On 5 November 1915, they were attached to the 2nd Mounted Division. Having been evacuation from Gallipoli, they moved on to Egypt and became part of the 2nd Dismounted Brigade, part of the Western Frontier Force.

On 4 January 1917, the Regiment was re-roled to an infantry unit and formed the 12th Battalion, (West Somerset Yeomanry), Somerset Light Infantry, and came under the command of 229th Brigade, 74th (Yeomanry) Division.

They remained on the Western Front in France until the end of the war.

2/1st West Somerset Yeomanry

The 2/1st West Somerset Yeomanry was raised in September 1914 and in 1916, re-roled to a cyclist unit.

It remained in the United Kingdom until moving to Ireland in May 1918, until the end of the war.
3/1st West Somerset Yeomanry

The 3/1st West Somerset Yeomanry was formed in 1915, it remained in the United Kingdom and was disbanded in early 1917.

Between the wars

The Regiment was reformed in 1920 as a Gunner Brigade.

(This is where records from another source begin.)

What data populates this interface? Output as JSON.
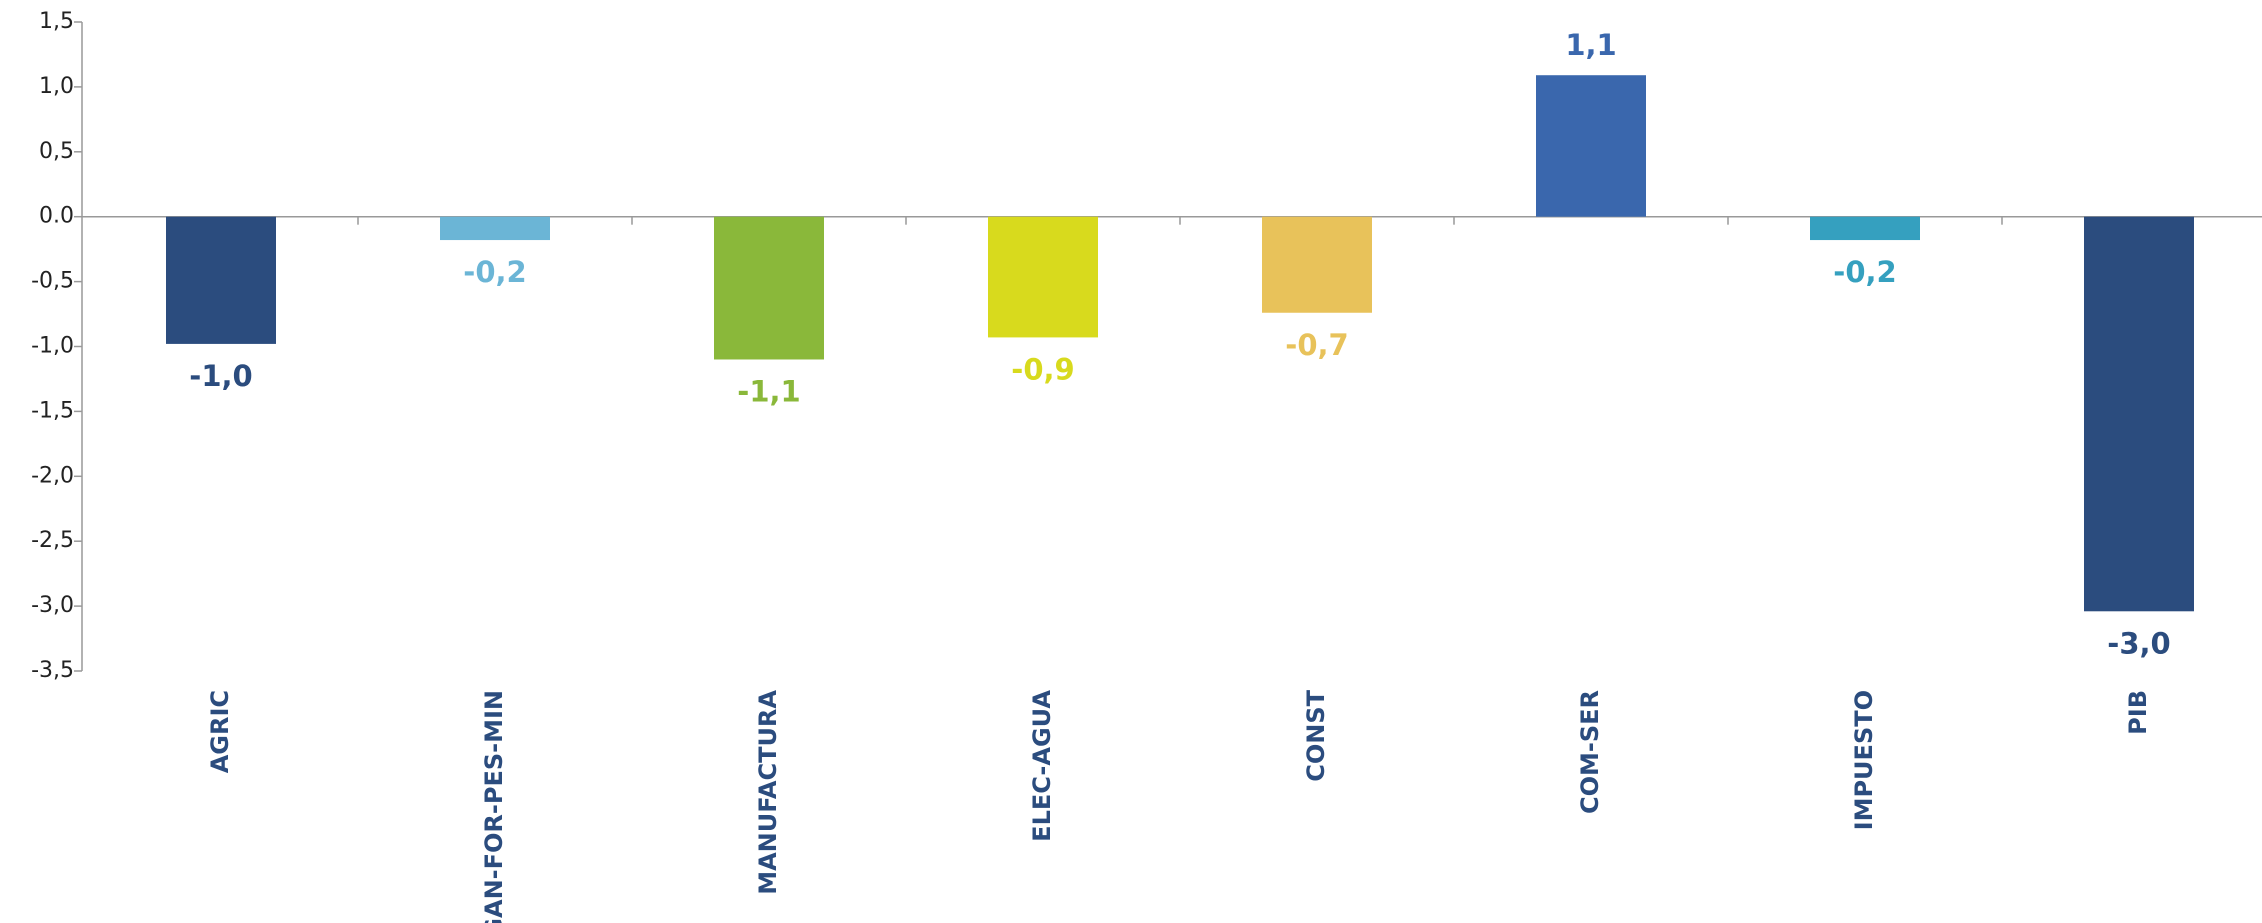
{
  "chart_data": {
    "type": "bar",
    "categories": [
      "AGRIC",
      "GAN-FOR-PES-MIN",
      "MANUFACTURA",
      "ELEC-AGUA",
      "CONST",
      "COM-SER",
      "IMPUESTO",
      "PIB"
    ],
    "values": [
      -0.98,
      -0.18,
      -1.1,
      -0.93,
      -0.74,
      1.09,
      -0.18,
      -3.04
    ],
    "value_labels": [
      "-1,0",
      "-0,2",
      "-1,1",
      "-0,9",
      "-0,7",
      "1,1",
      "-0,2",
      "-3,0"
    ],
    "colors": [
      "#2b4c7e",
      "#6bb5d6",
      "#8ab83a",
      "#d8da1d",
      "#e8c25a",
      "#3a67ad",
      "#35a0bf",
      "#2b4c7e"
    ],
    "ylim": [
      -3.5,
      1.5
    ],
    "yticks": [
      {
        "value": 1.5,
        "label": "1,5"
      },
      {
        "value": 1.0,
        "label": "1,0"
      },
      {
        "value": 0.5,
        "label": "0,5"
      },
      {
        "value": 0,
        "label": "0.0"
      },
      {
        "value": -0.5,
        "label": "-0,5"
      },
      {
        "value": -1.0,
        "label": "-1,0"
      },
      {
        "value": -1.5,
        "label": "-1,5"
      },
      {
        "value": -2.0,
        "label": "-2,0"
      },
      {
        "value": -2.5,
        "label": "-2,5"
      },
      {
        "value": -3.0,
        "label": "-3,0"
      },
      {
        "value": -3.5,
        "label": "-3,5"
      }
    ]
  }
}
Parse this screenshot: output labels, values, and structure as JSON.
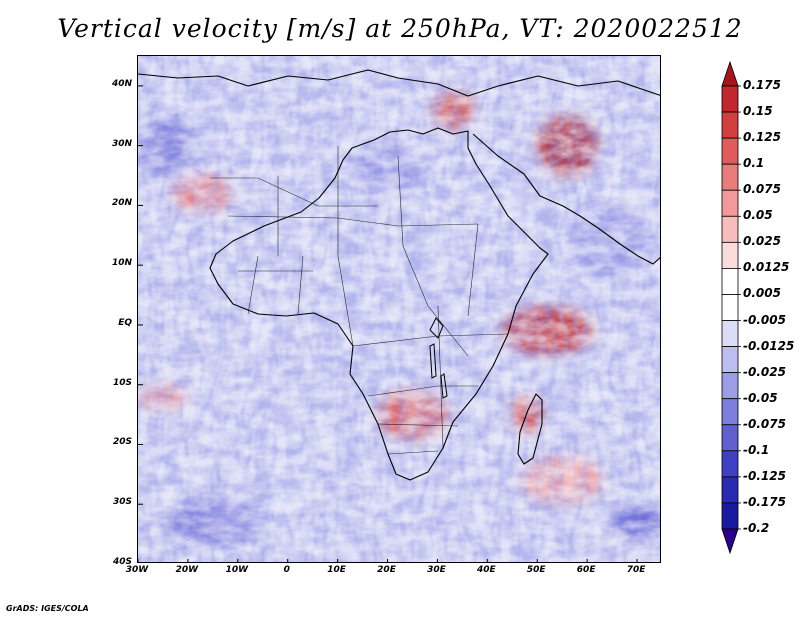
{
  "title": "Vertical velocity [m/s] at 250hPa, VT: 2020022512",
  "credit": "GrADS: IGES/COLA",
  "lat_labels": [
    "40N",
    "30N",
    "20N",
    "10N",
    "EQ",
    "10S",
    "20S",
    "30S",
    "40S"
  ],
  "lon_labels": [
    "30W",
    "20W",
    "10W",
    "0",
    "10E",
    "20E",
    "30E",
    "40E",
    "50E",
    "60E",
    "70E"
  ],
  "colorbar": {
    "labels": [
      "0.175",
      "0.15",
      "0.125",
      "0.1",
      "0.075",
      "0.05",
      "0.025",
      "0.0125",
      "0.005",
      "-0.005",
      "-0.0125",
      "-0.025",
      "-0.05",
      "-0.075",
      "-0.1",
      "-0.125",
      "-0.175",
      "-0.2"
    ],
    "colors": [
      "#a8141c",
      "#c1272d",
      "#d33f3f",
      "#e05c5c",
      "#ea7b7b",
      "#f29a9a",
      "#f7bcbc",
      "#fbdcdc",
      "#ffffff",
      "#ffffff",
      "#dcdcf6",
      "#bdbdf0",
      "#9d9de6",
      "#7e7edc",
      "#5f5fd0",
      "#4040c4",
      "#2a2ab2",
      "#1a1aa0",
      "#2a008f"
    ]
  },
  "map": {
    "extent": {
      "lon_min": -30,
      "lon_max": 75,
      "lat_min": -40,
      "lat_max": 45
    },
    "features": [
      {
        "name": "red-patch-east-africa-indian-ocean",
        "lon": 52,
        "lat": -1,
        "rx": 9,
        "ry": 4,
        "color": "#c1272d"
      },
      {
        "name": "red-patch-iran",
        "lon": 56,
        "lat": 30,
        "rx": 6,
        "ry": 5,
        "color": "#b01c24"
      },
      {
        "name": "red-patch-madagascar",
        "lon": 48,
        "lat": -15,
        "rx": 3,
        "ry": 3,
        "color": "#d33f3f"
      },
      {
        "name": "red-patch-southern-africa",
        "lon": 25,
        "lat": -15,
        "rx": 7,
        "ry": 4,
        "color": "#e05c5c"
      },
      {
        "name": "red-patch-east-mediterranean",
        "lon": 33,
        "lat": 36,
        "rx": 4,
        "ry": 3,
        "color": "#d33f3f"
      },
      {
        "name": "red-patch-sahara-west",
        "lon": -17,
        "lat": 22,
        "rx": 6,
        "ry": 3,
        "color": "#ea7b7b"
      },
      {
        "name": "red-patch-south-atlantic",
        "lon": -25,
        "lat": -12,
        "rx": 5,
        "ry": 2,
        "color": "#f29a9a"
      },
      {
        "name": "red-patch-south-indian",
        "lon": 55,
        "lat": -26,
        "rx": 8,
        "ry": 4,
        "color": "#f29a9a"
      },
      {
        "name": "blue-patch-north-atlantic",
        "lon": -24,
        "lat": 30,
        "rx": 6,
        "ry": 5,
        "color": "#7e7edc"
      },
      {
        "name": "blue-patch-south-atlantic",
        "lon": -15,
        "lat": -33,
        "rx": 10,
        "ry": 4,
        "color": "#7e7edc"
      },
      {
        "name": "blue-patch-sahara",
        "lon": 20,
        "lat": 26,
        "rx": 8,
        "ry": 4,
        "color": "#9d9de6"
      },
      {
        "name": "blue-patch-arabian-sea",
        "lon": 64,
        "lat": 14,
        "rx": 8,
        "ry": 6,
        "color": "#9d9de6"
      },
      {
        "name": "blue-patch-south-indian",
        "lon": 70,
        "lat": -33,
        "rx": 5,
        "ry": 3,
        "color": "#5f5fd0"
      }
    ]
  }
}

On re-organisation in 1927, two West Somerset Yeomanry Batteries were brigaded with two Batteries of the Queen's Own Dorset Yeomanry forming the 94th Brigade R.F.A.

West Somerset Yeomanry during WW2

On mobilisation in 1939, the Regiment, now known as the 55 (Wessex) Field Regiment R.A., formed a second line Regiment known as the 112 Field Regiment RA.

55 (Wessex) Field Regiment

The regiment was formed around two batteries the 373 (W Somerset Yeo) and 374 (W Somerset Yeo), remained in the United Kingdom, until D-Day plus 21 and landed in Normandy as part of the Guards Armoured Division which it had joined in 1942.

It saw its first action at Pubot en Bassin and was involved in the battles for Carpiquet Areodrome, Caen and the Miny Bocage, whilst with the Guards Armoured Division's it advanced from the Falaise Gap to the capture of Brussels.

The Regiment also participated in the Battle of the Reichswald and provided support for the assault river crossing of the Rhine.

It ended the war at Aachen where it was deployed in an occupational role.

112 Field Regiment RA(TA), consisted of two batteries, the 217 and 220 (Wiltshire). It remained in the United Kingdom as a second line unit, until June 1944 when it was deployed to France, with the 43rd (Wessex) Infantry Division.


The Regiment was reformed in 1947, with the title 55th Field Regiment R.A. until February 1967. With the reduction of the Territorial Army it ceased to exist as a regiment.

Some elements of the Regiment, along with elements of the North Somerset Yeomanry, were merged/amalgimated with the Somerset Light Infantry to form the Somerset Yeomanry and Light Infantry.

This changed title again in 1971 to become the 6th Battalion The Light Infantry (Volunteers).